Descriptions, Reviews, Etc.
Publisher Description:
- 60 Years Ago - One Family was Accused of Starting Chicago's Second Worst Race Riot - Attorney George C. Adams and Charles S. Edwards, Realtor, were in the business of buying and selling property. They bought the wrong property from the wrong person in the wrong town. Almost five thousand watched as the riot reached its peak. The lawsuits and aftermath left one family member dead and others hurt, physically, psychologically, and financially for decades to come. The white owner of the burned building in Cicero claimed that my family was, "A group of colored incendiaries on the prowl for a chance to light a fuse." (The Camille De Rose Story, 1953) Time Magazine wrote on Oct. 10, 1951, "'SEQUELS Worse than the Cicero Riots, ' Edmund Burke said that he did not know how to indict a whole people; but last week the Cook County, ILL. Grand jury found a way of misusing the power of indictment to disgrace a whole metropolis. The grand jury investigated the riots at Cicero, an all-white town, where Harvey E. Clark, a Negro, was prevented from moving into an apartment that he had rented (TIME, July 23). Not one of the 126 persons arrested for rioting was indicted.
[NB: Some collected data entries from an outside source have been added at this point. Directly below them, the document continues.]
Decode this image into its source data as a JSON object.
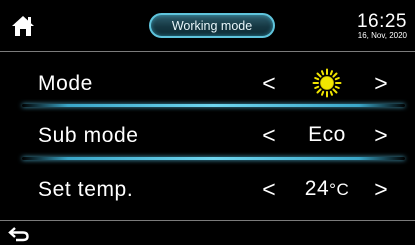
{
  "header": {
    "home_icon": "home-icon",
    "mode_title": "Working mode",
    "time": "16:25",
    "date": "16, Nov, 2020"
  },
  "settings": [
    {
      "label": "Mode",
      "prev": "<",
      "next": ">",
      "value": "",
      "value_icon": "sun-icon"
    },
    {
      "label": "Sub mode",
      "prev": "<",
      "next": ">",
      "value": "Eco"
    },
    {
      "label": "Set temp.",
      "prev": "<",
      "next": ">",
      "value": "24",
      "unit": "°C"
    }
  ],
  "footer": {
    "back_icon": "back-arrow-icon"
  },
  "colors": {
    "background": "#000000",
    "accent": "#5fc4dc",
    "sun": "#f2e600",
    "text": "#ffffff"
  }
}
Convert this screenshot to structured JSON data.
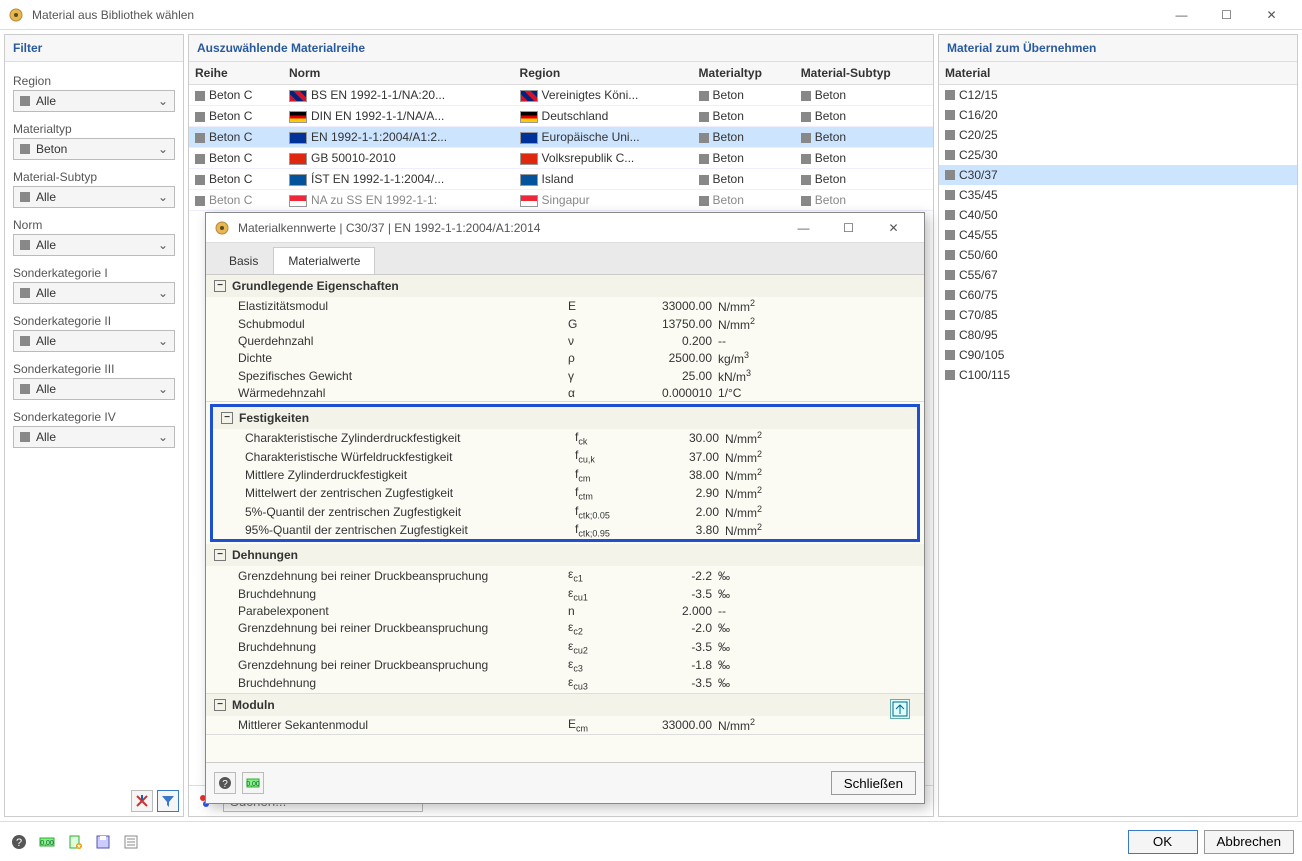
{
  "window": {
    "title": "Material aus Bibliothek wählen"
  },
  "filter": {
    "header": "Filter",
    "groups": [
      {
        "label": "Region",
        "value": "Alle"
      },
      {
        "label": "Materialtyp",
        "value": "Beton"
      },
      {
        "label": "Material-Subtyp",
        "value": "Alle"
      },
      {
        "label": "Norm",
        "value": "Alle"
      },
      {
        "label": "Sonderkategorie I",
        "value": "Alle"
      },
      {
        "label": "Sonderkategorie II",
        "value": "Alle"
      },
      {
        "label": "Sonderkategorie III",
        "value": "Alle"
      },
      {
        "label": "Sonderkategorie IV",
        "value": "Alle"
      }
    ]
  },
  "series": {
    "header": "Auszuwählende Materialreihe",
    "cols": [
      "Reihe",
      "Norm",
      "Region",
      "Materialtyp",
      "Material-Subtyp"
    ],
    "rows": [
      {
        "reihe": "Beton C",
        "norm": "BS EN 1992-1-1/NA:20...",
        "region": "Vereinigtes Köni...",
        "typ": "Beton",
        "sub": "Beton",
        "flag": "uk",
        "sel": false,
        "dim": false
      },
      {
        "reihe": "Beton C",
        "norm": "DIN EN 1992-1-1/NA/A...",
        "region": "Deutschland",
        "typ": "Beton",
        "sub": "Beton",
        "flag": "de",
        "sel": false,
        "dim": false
      },
      {
        "reihe": "Beton C",
        "norm": "EN 1992-1-1:2004/A1:2...",
        "region": "Europäische Uni...",
        "typ": "Beton",
        "sub": "Beton",
        "flag": "eu",
        "sel": true,
        "dim": false
      },
      {
        "reihe": "Beton C",
        "norm": "GB 50010-2010",
        "region": "Volksrepublik C...",
        "typ": "Beton",
        "sub": "Beton",
        "flag": "cn",
        "sel": false,
        "dim": false
      },
      {
        "reihe": "Beton C",
        "norm": "ÍST EN 1992-1-1:2004/...",
        "region": "Island",
        "typ": "Beton",
        "sub": "Beton",
        "flag": "is",
        "sel": false,
        "dim": false
      },
      {
        "reihe": "Beton C",
        "norm": "NA zu SS EN 1992-1-1:",
        "region": "Singapur",
        "typ": "Beton",
        "sub": "Beton",
        "flag": "sg",
        "sel": false,
        "dim": true
      }
    ]
  },
  "materials": {
    "header": "Material zum Übernehmen",
    "col": "Material",
    "items": [
      {
        "name": "C12/15"
      },
      {
        "name": "C16/20"
      },
      {
        "name": "C20/25"
      },
      {
        "name": "C25/30"
      },
      {
        "name": "C30/37",
        "selected": true
      },
      {
        "name": "C35/45"
      },
      {
        "name": "C40/50"
      },
      {
        "name": "C45/55"
      },
      {
        "name": "C50/60"
      },
      {
        "name": "C55/67"
      },
      {
        "name": "C60/75"
      },
      {
        "name": "C70/85"
      },
      {
        "name": "C80/95"
      },
      {
        "name": "C90/105"
      },
      {
        "name": "C100/115"
      }
    ]
  },
  "dialog": {
    "title": "Materialkennwerte | C30/37 | EN 1992-1-1:2004/A1:2014",
    "tabs": {
      "basis": "Basis",
      "werte": "Materialwerte"
    },
    "groups": [
      {
        "name": "Grundlegende Eigenschaften",
        "rows": [
          {
            "n": "Elastizitätsmodul",
            "s": "E",
            "v": "33000.00",
            "u": "N/mm²"
          },
          {
            "n": "Schubmodul",
            "s": "G",
            "v": "13750.00",
            "u": "N/mm²"
          },
          {
            "n": "Querdehnzahl",
            "s": "ν",
            "v": "0.200",
            "u": "--"
          },
          {
            "n": "Dichte",
            "s": "ρ",
            "v": "2500.00",
            "u": "kg/m³"
          },
          {
            "n": "Spezifisches Gewicht",
            "s": "γ",
            "v": "25.00",
            "u": "kN/m³"
          },
          {
            "n": "Wärmedehnzahl",
            "s": "α",
            "v": "0.000010",
            "u": "1/°C"
          }
        ]
      },
      {
        "name": "Festigkeiten",
        "highlight": true,
        "rows": [
          {
            "n": "Charakteristische Zylinderdruckfestigkeit",
            "s": "f_ck",
            "v": "30.00",
            "u": "N/mm²"
          },
          {
            "n": "Charakteristische Würfeldruckfestigkeit",
            "s": "f_cu,k",
            "v": "37.00",
            "u": "N/mm²"
          },
          {
            "n": "Mittlere Zylinderdruckfestigkeit",
            "s": "f_cm",
            "v": "38.00",
            "u": "N/mm²"
          },
          {
            "n": "Mittelwert der zentrischen Zugfestigkeit",
            "s": "f_ctm",
            "v": "2.90",
            "u": "N/mm²"
          },
          {
            "n": "5%-Quantil der zentrischen Zugfestigkeit",
            "s": "f_ctk;0.05",
            "v": "2.00",
            "u": "N/mm²"
          },
          {
            "n": "95%-Quantil der zentrischen Zugfestigkeit",
            "s": "f_ctk;0.95",
            "v": "3.80",
            "u": "N/mm²"
          }
        ]
      },
      {
        "name": "Dehnungen",
        "rows": [
          {
            "n": "Grenzdehnung bei reiner Druckbeanspruchung",
            "s": "ε_c1",
            "v": "-2.2",
            "u": "‰"
          },
          {
            "n": "Bruchdehnung",
            "s": "ε_cu1",
            "v": "-3.5",
            "u": "‰"
          },
          {
            "n": "Parabelexponent",
            "s": "n",
            "v": "2.000",
            "u": "--"
          },
          {
            "n": "Grenzdehnung bei reiner Druckbeanspruchung",
            "s": "ε_c2",
            "v": "-2.0",
            "u": "‰"
          },
          {
            "n": "Bruchdehnung",
            "s": "ε_cu2",
            "v": "-3.5",
            "u": "‰"
          },
          {
            "n": "Grenzdehnung bei reiner Druckbeanspruchung",
            "s": "ε_c3",
            "v": "-1.8",
            "u": "‰"
          },
          {
            "n": "Bruchdehnung",
            "s": "ε_cu3",
            "v": "-3.5",
            "u": "‰"
          }
        ]
      },
      {
        "name": "Moduln",
        "rows": [
          {
            "n": "Mittlerer Sekantenmodul",
            "s": "E_cm",
            "v": "33000.00",
            "u": "N/mm²"
          }
        ]
      }
    ],
    "close": "Schließen"
  },
  "search": {
    "placeholder": "Suchen..."
  },
  "footer": {
    "ok": "OK",
    "cancel": "Abbrechen"
  }
}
Instead, the grand jury indicted George C. Adams, a Negro, who is part owner of the building where Clark leased a home; Charles Edwards, a Negro rental agent who handled the deal, and George N. Leighton, a respected Negro lawyer who acted as attorney for Clark and for the National Association for the Advancement of Colored People after the riots started ...The three Negroes, Leighton, Edwards and Adams, are accused of 'conspiracy to damage property.' The grand jury seems to think that it is wrong to rent an apartment in Cicero to a Negro, wrong to defend his rights, but O.K. to burn his furniture and chase him out of town." (unk.) THIS IS THEIR FAMILY SAGA, AND THE TRUE STORY BEHIND THE CICERO RIOT.